[P/D][PCP] mooncake layerwise support pcp function (#6627)

### What this PR does / why we need it? mooncake layerwise support pcp function PCP (Prefill Context Parallelism) Support: Introduced explicit support for Prefill Context Parallelism (PCP) and Decode Context Parallelism (DCP) in the Mooncake layerwise KV cache transfer mechanism, allowing for more granular control and awareness of parallel configurations during data transfer. ### Does this PR introduce _any_ user-facing change? No ### How was this patch tested? By ci - vLLM version: v0.15.0 - vLLM main: d7e17aaacd --------- Signed-off-by: wangxiaoteng <wangxiaoteng@huawei.com> Signed-off-by: liziyu <liziyu16@huawei.com> Co-authored-by: liziyu <liziyu16@huawei.com>
2026-02-12 11:02:25 +08:00
parent 8b23554741
commit b881fab416
7 changed files with 551 additions and 223 deletions
--- a/vllm_ascend/attention/context_parallel/mla_cp.py
+++ b/vllm_ascend/attention/context_parallel/mla_cp.py
@@ -414,9 +414,13 @@ class AscendMlaCPImpl(AscendMLAImpl):
        kv_c_normed, k_pe = prefill_k_c_normed, prefill_k_pe
        prefill_k_c_normed = prefill_k_c_normed.squeeze()

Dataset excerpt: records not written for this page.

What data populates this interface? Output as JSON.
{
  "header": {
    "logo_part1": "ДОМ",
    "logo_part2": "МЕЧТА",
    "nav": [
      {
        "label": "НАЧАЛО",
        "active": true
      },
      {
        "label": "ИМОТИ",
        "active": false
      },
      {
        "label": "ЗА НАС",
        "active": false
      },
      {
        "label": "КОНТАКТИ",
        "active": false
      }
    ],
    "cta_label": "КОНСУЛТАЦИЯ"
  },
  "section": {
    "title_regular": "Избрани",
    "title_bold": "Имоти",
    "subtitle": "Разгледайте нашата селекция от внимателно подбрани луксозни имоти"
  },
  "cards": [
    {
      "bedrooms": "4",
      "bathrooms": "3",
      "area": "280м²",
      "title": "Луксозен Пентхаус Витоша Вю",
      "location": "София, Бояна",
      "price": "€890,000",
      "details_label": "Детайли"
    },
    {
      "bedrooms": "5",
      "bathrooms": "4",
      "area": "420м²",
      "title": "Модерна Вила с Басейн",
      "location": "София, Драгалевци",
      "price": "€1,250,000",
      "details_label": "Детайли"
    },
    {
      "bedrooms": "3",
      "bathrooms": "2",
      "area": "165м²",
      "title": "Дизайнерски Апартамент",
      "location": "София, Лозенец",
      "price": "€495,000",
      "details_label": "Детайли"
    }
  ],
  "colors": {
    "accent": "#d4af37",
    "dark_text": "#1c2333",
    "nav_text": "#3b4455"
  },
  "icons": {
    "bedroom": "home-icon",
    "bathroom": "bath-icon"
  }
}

        slot_mapping = attn_metadata.slot_mapping[self.pcp_size * num_decode_tokens :]
+        if self.is_kv_producer:
+            attn_metadata.reshape_cache_event = torch.npu.Event()
        torch_npu._npu_reshape_and_cache(
            key=kv_c_normed, value=k_pe, key_cache=kv_cache[0], value_cache=kv_cache[1], slot_indices=slot_mapping
        )
+        if self.is_kv_producer:
+            attn_metadata.reshape_cache_event.record()
        prefill_k_nope, prefill_value = (
            self.kv_b_proj(prefill_k_c_normed)[0]
            .view(-1, self.num_heads, self.qk_nope_head_dim + self.v_head_dim)